Merah : un procès pour rien ?

Dans mon blog du 2 octobre 2017 (« Procès Merah : ni oubli, ni pardon »), j’écrivais ceci :
« Que les cinq semaines du procès Merah soient l'occasion de mettre en lumière ce nouvel antisémitisme des années 2000, qui ne vient plus seulement de l'extrême droite, mais aussi d'une partie de la jeunesse d'origine immigrée, elle-même discriminée et reportant ses frustrations sur les Juifs, accusés d'avoir "réussi". Et que le soutien légitime de la gauche radicale au peuple palestinien, à qui la justice est refusée depuis trop longtemps, n'empêche pas d'agir contre les manifestations de l'antisémitisme ».

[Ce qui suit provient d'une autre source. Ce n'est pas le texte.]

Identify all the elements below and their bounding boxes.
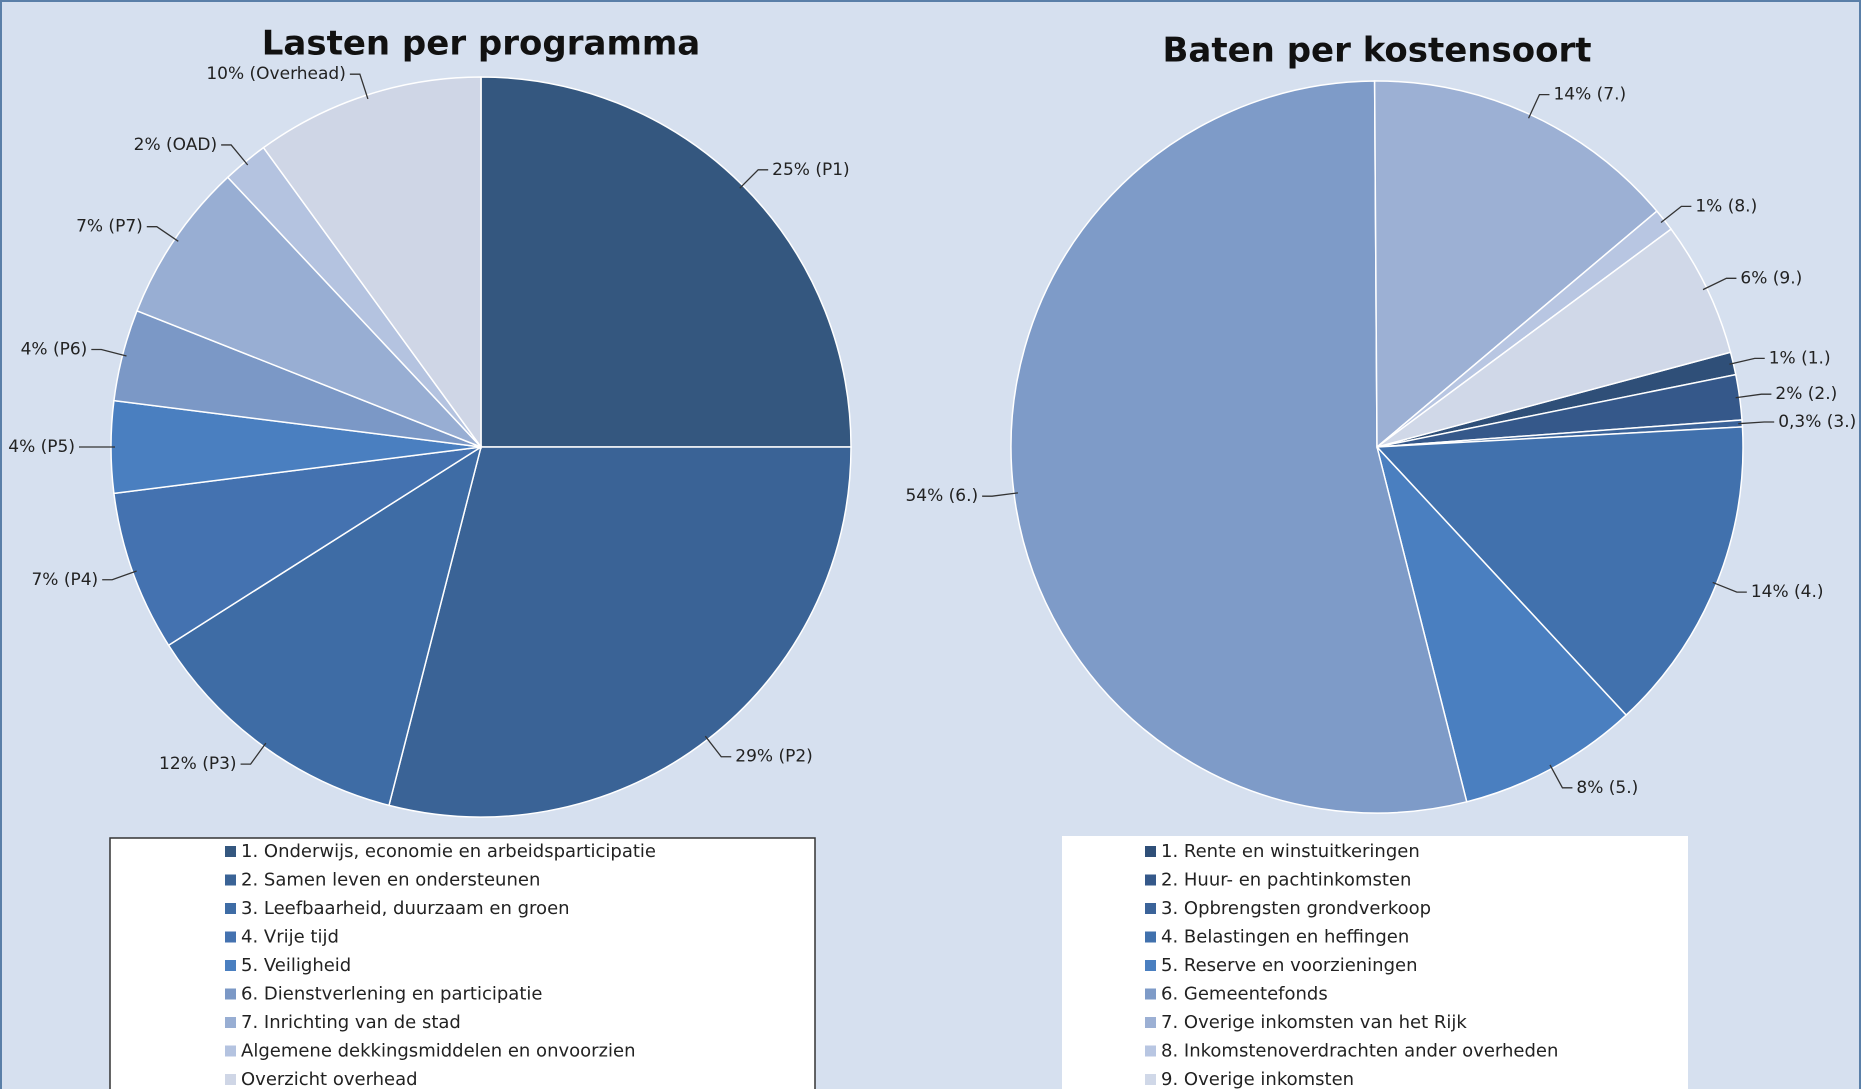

Ce procès se termine, et mes interrogations demeurent entières. La question n’est pas celle du verdict, mais de la teneur des débats. Ils ont bien peu porté sur cette question de l’antisémitisme, même si certains organes de presse s’y sont référés. On a surtout fait le procès du terrorisme, du rapport de Merah à la loi républicaine. Un des témoins, tout de même, le père et grand-père de victimes de l’école juive a exprimé ce qu’il convenait de dire, faisant le rapport avec le nazisme. En effet, la manière dont Merah s’est acharné sur ces enfants est dans la lignée de ceux qui voulurent exterminer les Juifs, « parce qu’ils étaient nés ». Et le fait que trois quarts de siècle plus tard certains veuillent recommencer ne soulève pas plus d’indignation qu’un fait divers ! Non, ce procès n’a décidément pas rempli son rôle. Non la société française n’a pas encore pris conscience de la réalité de l’antisémitisme, à moins qu’elle ne l’accepte, comme un mal inévitable. Alors qu’un récent sondage montre que près de la moitié des Juifs (46%) songent à quitter la France à cause de l’antisémitisme renaissant. Alors que la stèle en mémoire d’Ilan Halimi a été de nouveau profanée.

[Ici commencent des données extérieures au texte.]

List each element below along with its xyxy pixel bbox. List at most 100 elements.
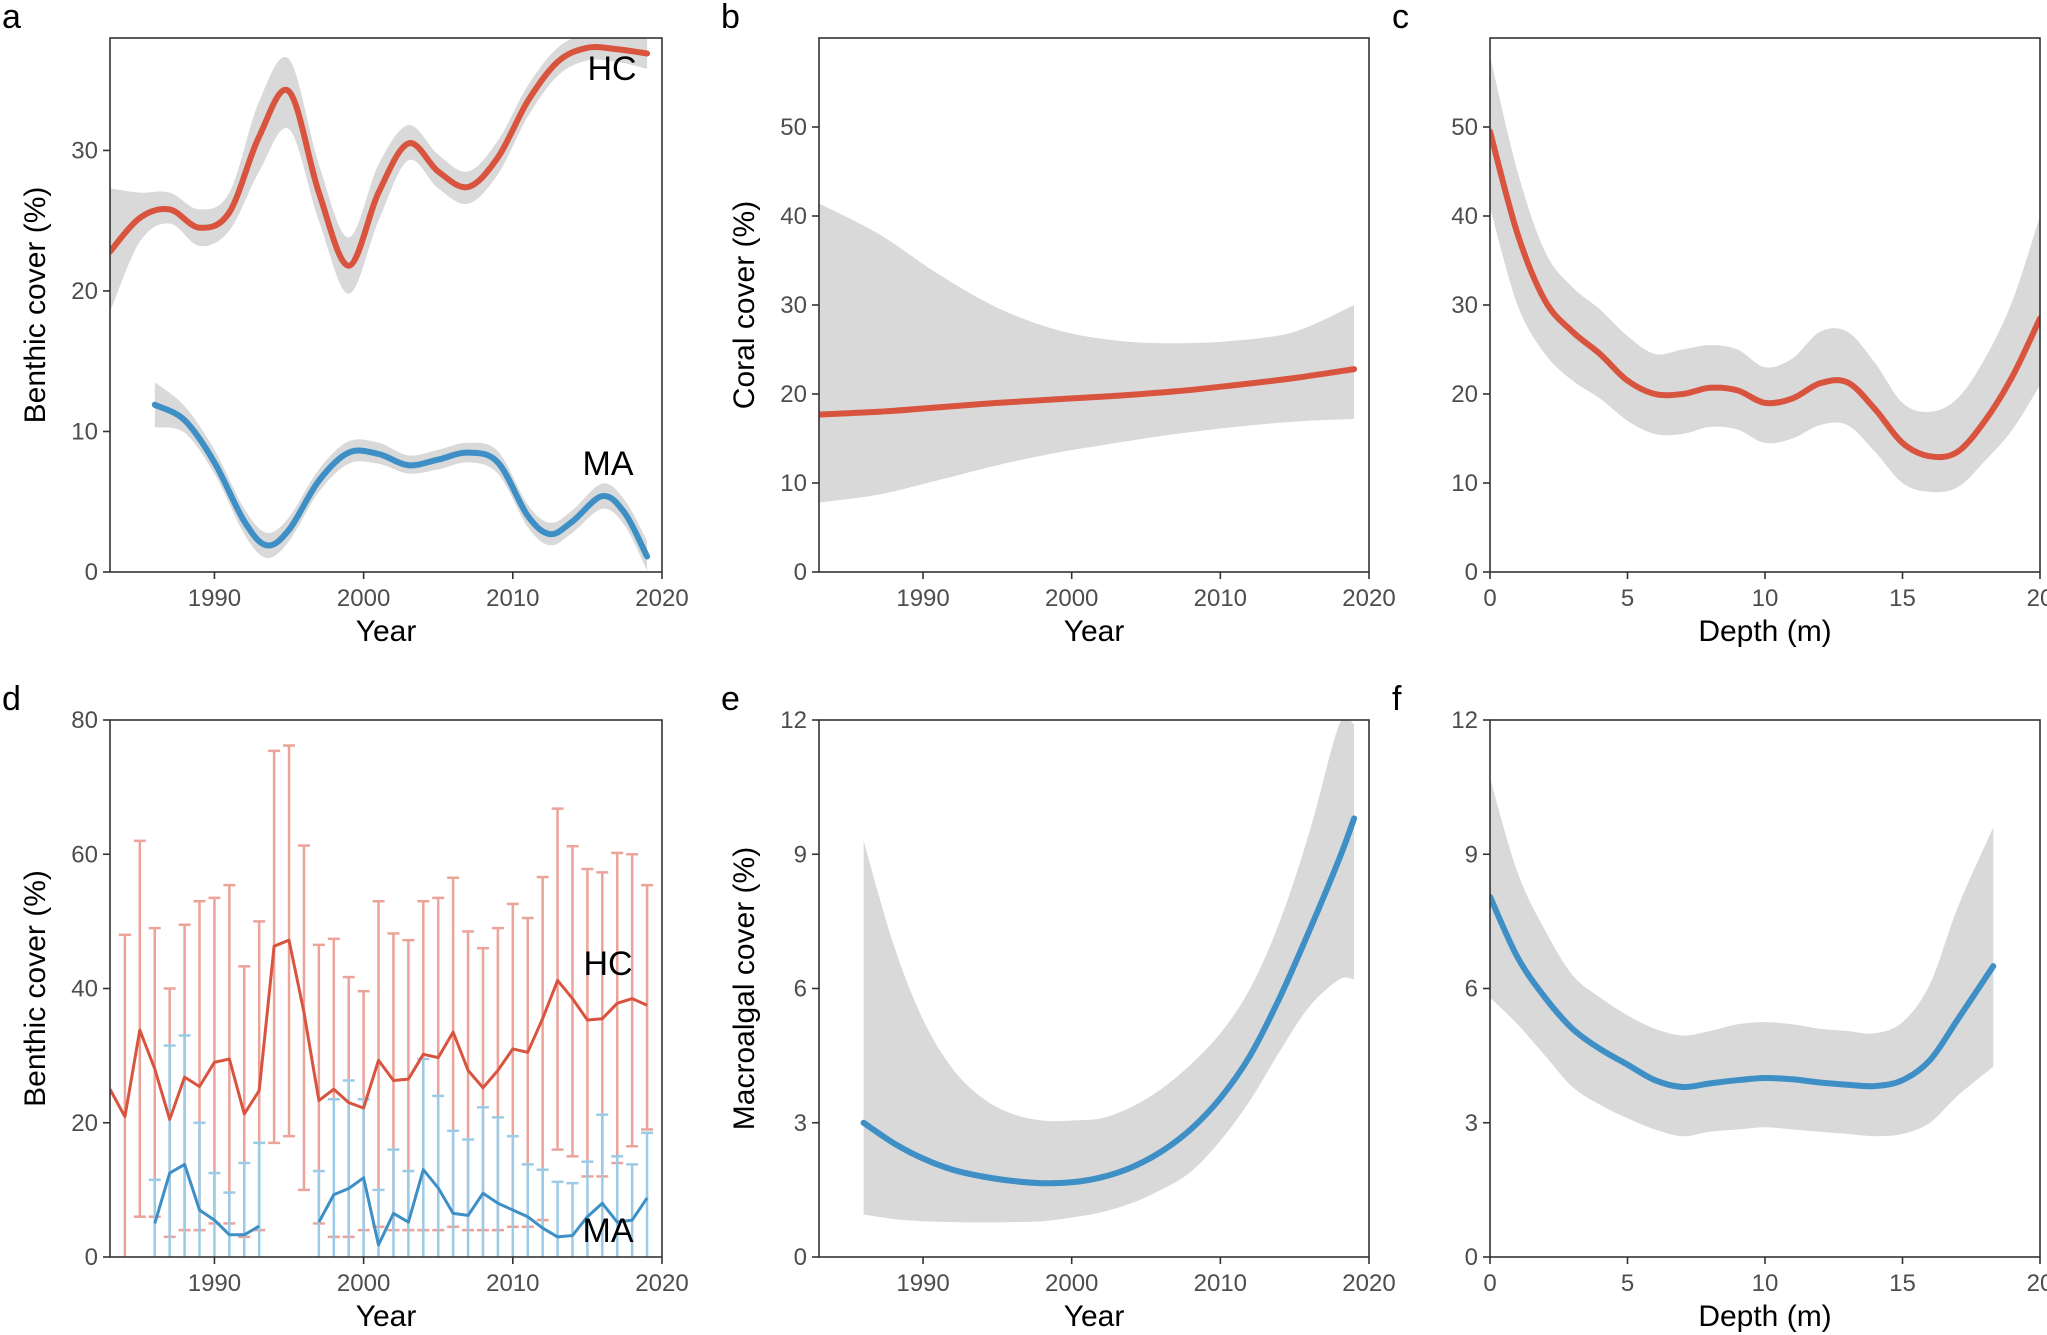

Quant à la gauche radicale, que j’exhortais à réagir à la remontée de l’antisémitisme, a-t-elle profité du procès pour parler de cette question ? Elle qui est sensible à toutes les injustices. Une consultation rapide d’une partie de la presse d’extrême gauche montre que non. Elle a même réussi à passer l’événement sous silence. Des dirigeants de la gauche radicale qui font des blogs et des vidéos sur nombre de sujets n’en ont pas eu un, semble-t-il, pour saisir l’occasion de dénoncer l’antisémitisme. Qu’attendent donc tous ces courants ? D’autres Merah ? Ou bien a-t-on définitivement, dans la gauche radicale, pris le parti de considérer qu’à propos de l’antisémitisme il n’y a rien à dire. Ce serait une terrible erreur, une de celles qu’on ne rattrape pas. Est-il encore temps ? Rien n’est moins sûr.